Cherry Wine from the Oeconomia

An interesting recipe for fortified cherry wine from Johannes Coler’s Oeconomia.

Cherries courtesy of wikimedia commons

Of Cherry Wine

(marginalia: To make cherry wine)

Pull the cherries off the stalks and discard the stalks. Then remove the stones from the cherries and grind them up separately (for if you grind the stones with the cherries, they splash away too much juice). Put them back with the flesh of the cherries and place both of them into a long, small white cloth sack, and add anise. Suspend it in red wine and the wine will draw to itself all the virtue of the cherries and the stones. They must be ground in a stone vessel, not in the (regular i.e. metal) mortar or a copper dish otherwise it tastes too much of copper. Item, add sugarcoated anise into it, or plain anise and cinnamon bark, thus it will be all the better. Sugar and sugar coated anise makes it sweet.

(marginalia: to make cherry beer)

You also make cherry beer this way. First, you insert the cloth bag through the bunghole, then you pour the cherries into the bag.

(marginalia: to make cherry wine: how to remedy it)

But if you become aware that this wine loses its strength (matt wird), as commonly happens in summer, prepare the cherry wine thus: First, lay down a layer of aspen chips or other woodchips, then one of cherries, and so forth, one after the other until the cask is full. Then fill in the wine, and in three or four days it is good and clear enough.

(marginalia: cherry wine, a useful drink in summer)

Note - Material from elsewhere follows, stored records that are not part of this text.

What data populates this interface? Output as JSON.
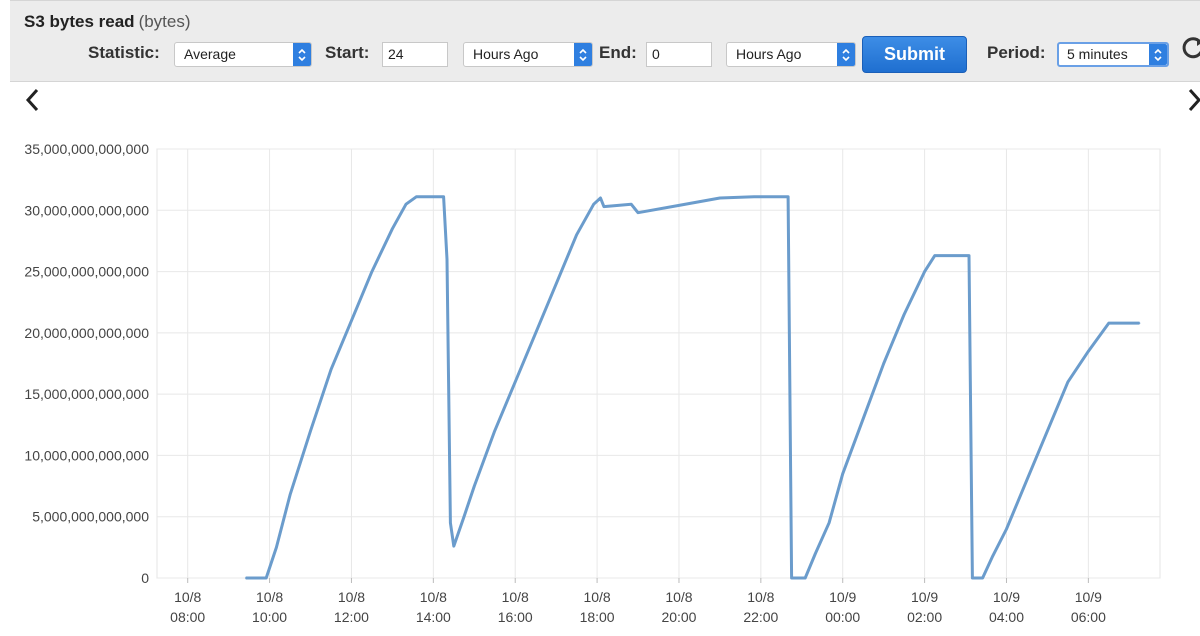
{
  "toolbar": {
    "title": "S3 bytes read",
    "units": "(bytes)",
    "statistic_label": "Statistic:",
    "statistic_value": "Average",
    "start_label": "Start:",
    "start_value": "24",
    "start_unit": "Hours Ago",
    "end_label": "End:",
    "end_value": "0",
    "end_unit": "Hours Ago",
    "submit_label": "Submit",
    "period_label": "Period:",
    "period_value": "5 minutes"
  },
  "icons": {
    "select_arrow": "up-down-chevron-icon",
    "prev": "chevron-left-icon",
    "next": "chevron-right-icon",
    "refresh": "refresh-icon"
  },
  "colors": {
    "line": "#6b9ccc",
    "accent": "#2f7fe0",
    "grid": "#e8e8e8"
  },
  "chart_data": {
    "type": "line",
    "title": "S3 bytes read",
    "ylabel": "(bytes)",
    "xlabel": "",
    "ylim": [
      0,
      35000000000000
    ],
    "xlim": [
      "10/8 07:15",
      "10/9 07:45"
    ],
    "grid": true,
    "y_ticks": [
      0,
      5000000000000,
      10000000000000,
      15000000000000,
      20000000000000,
      25000000000000,
      30000000000000,
      35000000000000
    ],
    "y_tick_labels": [
      "0",
      "5,000,000,000,000",
      "10,000,000,000,000",
      "15,000,000,000,000",
      "20,000,000,000,000",
      "25,000,000,000,000",
      "30,000,000,000,000",
      "35,000,000,000,000"
    ],
    "x_ticks": [
      "10/8 08:00",
      "10/8 10:00",
      "10/8 12:00",
      "10/8 14:00",
      "10/8 16:00",
      "10/8 18:00",
      "10/8 20:00",
      "10/8 22:00",
      "10/9 00:00",
      "10/9 02:00",
      "10/9 04:00",
      "10/9 06:00"
    ],
    "x_tick_labels": [
      [
        "10/8",
        "08:00"
      ],
      [
        "10/8",
        "10:00"
      ],
      [
        "10/8",
        "12:00"
      ],
      [
        "10/8",
        "14:00"
      ],
      [
        "10/8",
        "16:00"
      ],
      [
        "10/8",
        "18:00"
      ],
      [
        "10/8",
        "20:00"
      ],
      [
        "10/8",
        "22:00"
      ],
      [
        "10/9",
        "00:00"
      ],
      [
        "10/9",
        "02:00"
      ],
      [
        "10/9",
        "04:00"
      ],
      [
        "10/9",
        "06:00"
      ]
    ],
    "series": [
      {
        "points": [
          [
            "10/8 09:25",
            0
          ],
          [
            "10/8 09:55",
            0
          ],
          [
            "10/8 10:10",
            2500000000000
          ],
          [
            "10/8 10:30",
            6800000000000
          ],
          [
            "10/8 11:00",
            12000000000000
          ],
          [
            "10/8 11:30",
            17000000000000
          ],
          [
            "10/8 12:00",
            21000000000000
          ],
          [
            "10/8 12:30",
            25000000000000
          ],
          [
            "10/8 13:00",
            28500000000000
          ],
          [
            "10/8 13:20",
            30500000000000
          ],
          [
            "10/8 13:35",
            31100000000000
          ],
          [
            "10/8 14:15",
            31100000000000
          ],
          [
            "10/8 14:20",
            26000000000000
          ],
          [
            "10/8 14:25",
            4500000000000
          ],
          [
            "10/8 14:30",
            2600000000000
          ],
          [
            "10/8 14:45",
            5000000000000
          ],
          [
            "10/8 15:00",
            7500000000000
          ],
          [
            "10/8 15:30",
            12000000000000
          ],
          [
            "10/8 16:00",
            16000000000000
          ],
          [
            "10/8 16:30",
            20000000000000
          ],
          [
            "10/8 17:00",
            24000000000000
          ],
          [
            "10/8 17:30",
            28000000000000
          ],
          [
            "10/8 17:55",
            30500000000000
          ],
          [
            "10/8 18:05",
            31000000000000
          ],
          [
            "10/8 18:10",
            30300000000000
          ],
          [
            "10/8 18:50",
            30500000000000
          ],
          [
            "10/8 19:00",
            29800000000000
          ],
          [
            "10/8 20:00",
            30400000000000
          ],
          [
            "10/8 21:00",
            31000000000000
          ],
          [
            "10/8 21:50",
            31100000000000
          ],
          [
            "10/8 22:40",
            31100000000000
          ],
          [
            "10/8 22:45",
            0
          ],
          [
            "10/8 23:05",
            0
          ],
          [
            "10/8 23:20",
            2000000000000
          ],
          [
            "10/8 23:40",
            4500000000000
          ],
          [
            "10/9 00:00",
            8500000000000
          ],
          [
            "10/9 00:30",
            13000000000000
          ],
          [
            "10/9 01:00",
            17500000000000
          ],
          [
            "10/9 01:30",
            21500000000000
          ],
          [
            "10/9 02:00",
            25000000000000
          ],
          [
            "10/9 02:15",
            26300000000000
          ],
          [
            "10/9 03:05",
            26300000000000
          ],
          [
            "10/9 03:10",
            0
          ],
          [
            "10/9 03:25",
            0
          ],
          [
            "10/9 03:40",
            1800000000000
          ],
          [
            "10/9 04:00",
            4000000000000
          ],
          [
            "10/9 04:30",
            8000000000000
          ],
          [
            "10/9 05:00",
            12000000000000
          ],
          [
            "10/9 05:30",
            16000000000000
          ],
          [
            "10/9 06:00",
            18500000000000
          ],
          [
            "10/9 06:30",
            20800000000000
          ],
          [
            "10/9 07:15",
            20800000000000
          ]
        ]
      }
    ]
  }
}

Cherry wine is a good and useful drink in summer because it quenches thirst in great heat and pleasantly moistens the overheated internal members, and if there are ground stones in it, it opens the liver, drives out urine, and moves the stone to exit the body.

Many people also make it thus: They take the juice of cherries and a stuebichen (measure of capacity – ca. 3 litres) of honey with it, item a Loth (measure of weight – likely about 15 grammes) of cloves, two Loth of galingale, and one Loth of cinnamon bark, grind it all up small and suspend it in the cherry wine. Or they take the honey, melt it well in a cauldron, and then cool it well again, then add it to the wine in the cask. Thus it turns out good.

This is not as single recipe, but a variety of ways of approaching a known goal that we, unfortunately, only partly understand. With the addition of cherry juice and sugar or honey, I suspect some secondary fermentation took place to produce something that was both sweet and aromatic as well as highly alcoholic. The ground cherry pits, something we frequently read of being added to food at the time, added flavour, but also very likely a high concentration of cyanide-producing amygdalin.

Interestingly, we find a recipe that seems broadly related in the Mittelniederdeutsches Kochbuch:

47 Item if you would know how to make the good cherry drink that is carried in a bottle, take many cherries when they are ripe and break and grind them up well all raw. And let them stand over night. Take off the thin part of them (the juice) and put it into a cookpot. Set that by the fire. Let it boil. Add sugar, ginger and cloves. Let it cool. Then store it in many bladders. Hang them in an airy place during the day so that it dries. And when you need it because you wish to make cherry drink, take wine or mead a stoyveken (measure of capacity – often around 3-4 litres) and lay into that as large (a piece) as a walnut of that (the cherry mix). Let it stand half the night. If you would have it better, add more sugar and some ginger. That way it is a good cherry drink.

This is not easy to interpret, but it seems to be aiming for the same basic outcome – spiced, cherry-infused alcoholic drinks.

Johann Coler’s Oeconomia ruralis et domestica was a popular book on the topic of managing a wealthy household. It is based largely on previous writings by Coler and first appeared between 1596 and 1601. Repeatedly reprinted for decades, it became one of the most influential early works of Hausväterliteratur. I am working from a 1645 edition.